When the large corporation I worked for back in the mid-1990s connected their email system to the larger internet, all employees were sent a memo discussing the advantages and issues with this.

It was recommended (paraphrasing) that employees shouldn't "put anything in an email that they wouldn't want to see on the cover of their local newspaper." That was back when local newspapers were a thing, but the principle still applies.

In fact, it applies even more strongly to the current social media environment. And it's still good advice.

That said, the rise of online communication and social media have reduced the personal and private interactions that people have.

Many on HN (and everywhere else too) won't answer phone calls at all, instead relying on SMS/Slack/WhatsApp, etc.

And formerly private conversations about one's personal life now take place on online platforms like Facebook, which ruthlessly exploits every bit of information they can get to "optimize the ad delivery experience."

One of the worst offenders is GMail, of course. They read all of your emails as a matter of course. Again in an effort to "better target advertising."

Which is why I'm surprised that anyone with even a passing interest in privacy would use either of those platforms.
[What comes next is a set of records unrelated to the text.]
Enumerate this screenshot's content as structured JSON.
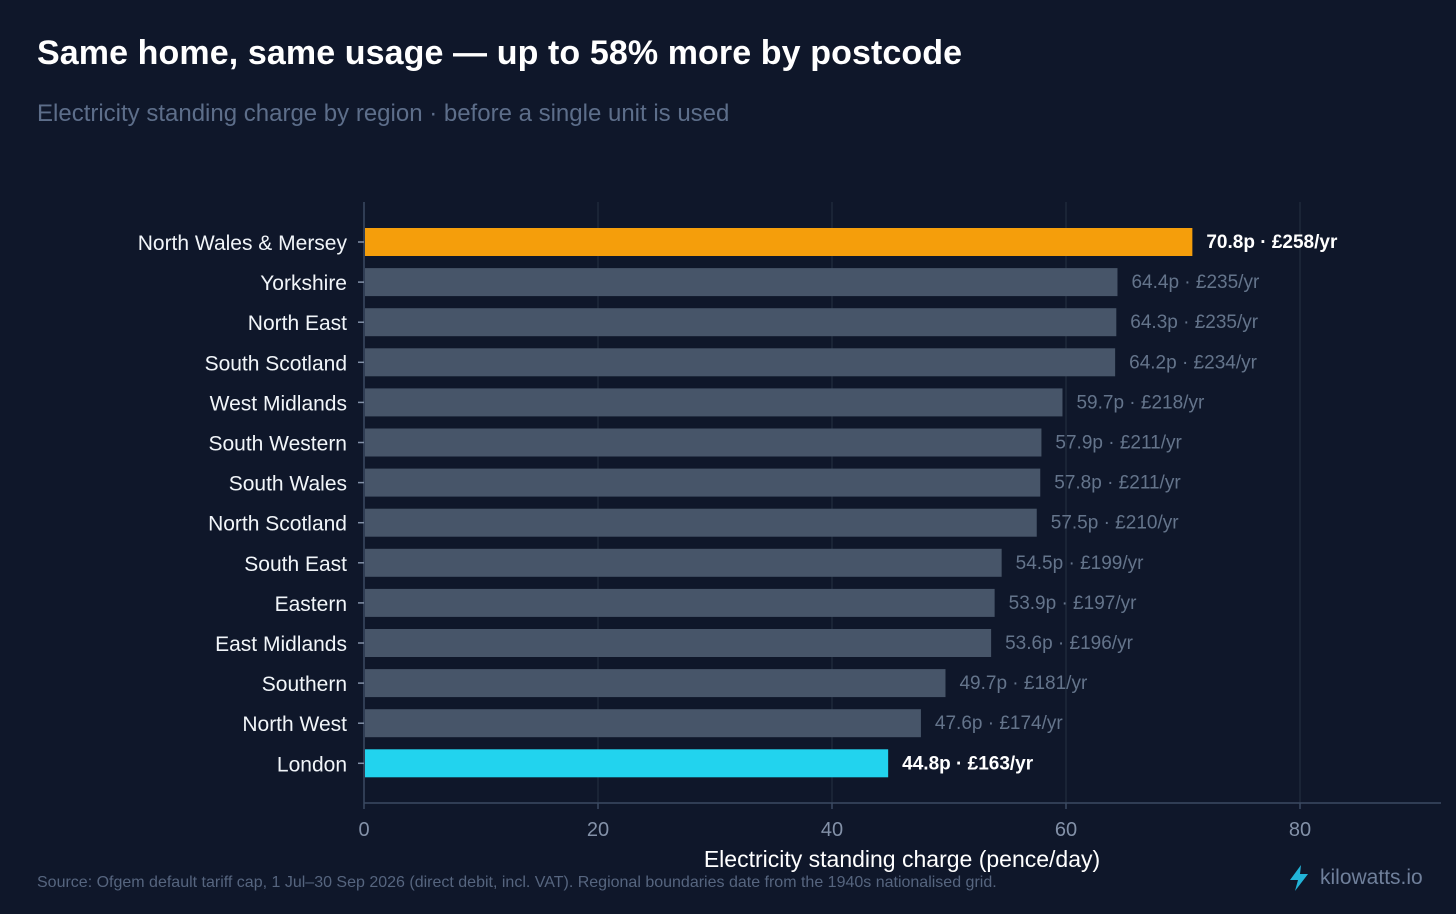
{
  "title": "Same home, same usage — up to 58% more by postcode",
  "subtitle": "Electricity standing charge by region · before a single unit is used",
  "source": "Source: Ofgem default tariff cap, 1 Jul–30 Sep 2026 (direct debit, incl. VAT). Regional boundaries date from the 1940s nationalised grid.",
  "brand": {
    "name": "kilowatts.io",
    "icon": "lightning-bolt-icon"
  },
  "colors": {
    "background": "#0f172a",
    "bar_default": "#475569",
    "bar_highest": "#f59e0b",
    "bar_lowest": "#22d3ee",
    "grid": "#1e293b",
    "label_muted": "#64748b",
    "label_highlight": "#ffffff"
  },
  "chart_data": {
    "type": "bar",
    "orientation": "horizontal",
    "xlabel": "Electricity standing charge (pence/day)",
    "ylabel": "",
    "xlim": [
      0,
      92
    ],
    "xticks": [
      0,
      20,
      40,
      60,
      80
    ],
    "grid": "vertical",
    "categories": [
      "North Wales & Mersey",
      "Yorkshire",
      "North East",
      "South Scotland",
      "West Midlands",
      "South Western",
      "South Wales",
      "North Scotland",
      "South East",
      "Eastern",
      "East Midlands",
      "Southern",
      "North West",
      "London"
    ],
    "values": [
      70.8,
      64.4,
      64.3,
      64.2,
      59.7,
      57.9,
      57.8,
      57.5,
      54.5,
      53.9,
      53.6,
      49.7,
      47.6,
      44.8
    ],
    "value_labels": [
      "70.8p · £258/yr",
      "64.4p · £235/yr",
      "64.3p · £235/yr",
      "64.2p · £234/yr",
      "59.7p · £218/yr",
      "57.9p · £211/yr",
      "57.8p · £211/yr",
      "57.5p · £210/yr",
      "54.5p · £199/yr",
      "53.9p · £197/yr",
      "53.6p · £196/yr",
      "49.7p · £181/yr",
      "47.6p · £174/yr",
      "44.8p · £163/yr"
    ],
    "highlight": {
      "highest": "North Wales & Mersey",
      "lowest": "London"
    }
  }
}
I certainly don't.

When I have a voice conversation (whether that be on a phone call or in person), as long as I'm cognizant of who is in hearing distance of my voice, I can be relatively (unless I'm being specifically targeted for close surveillance) sure that my conversation is private.

But any text-based communication that utilizes a centralized resource to route such communications is incredibly vulnerable to exposure and can't be trusted to provide a private communications channel.

Yes, this is oversimplified. No, I don't discuss encrypted voice/text mechanisms like Signal, PGP, SMIME, etc. here.

I didn't do so because most folks are unaware/unwilling/unable to use such secure communications mechanisms anyway, so their utility is severely limited.

The idea has only accidental correlation with social media. You are pretty much wrong focusing your thinking on social media only.